Lawyer Edward Fontaine Nicolds moved to Texas in 1888 and needed to be admitted to practice there. At that time, there was no formal bar exam. Instead, each aspirant had to interview with the Texas Supreme Court.

"[T]hey asked him only four questions: Had he studied Blackstone? Did he read the Bible? Did he know his Shakespeare? And could he play poker?

"The first three questions were easy to understand. Blackstone's Commentaries was the basic reference book for lawyers everywhere.... The Bible and Shakespeare, of course, were essential to understanding human nature.... But the poker question made him nervous.

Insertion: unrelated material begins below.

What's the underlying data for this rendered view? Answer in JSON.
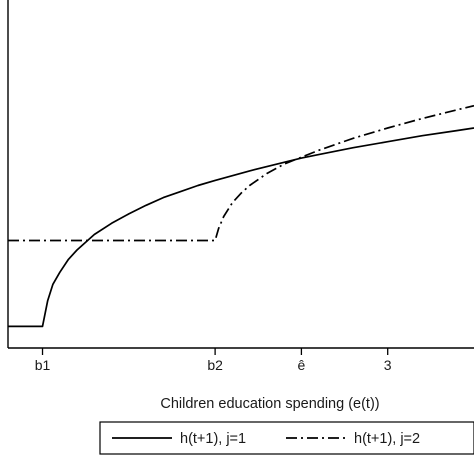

"Still he had to answer honestly. The lawyer reluctantly admitted that he was a more-than-occasional seven-card stud player. ... To his relief, however, they admitted him to practice on the spot.

"Once he was safely sworn in, the young lawyer got up the nerve to ask the court about the poker question. 'Your Honors...I know why you inquired about Blackstone, Shakespeare, and the Bible, but what on earth does poker have to do with the practice of law?'

"The chief justice looked down from the bench and sternly replied, 'Young man, how else do you expect to make a living during your first three years as a lawyer?'"

(S. Lubet, Lawyers' Poker: 52 Lessons Lawyers Can Learn from Card Players (Oxford: Oxford University Press, 2006), pp. 3-4, 255.)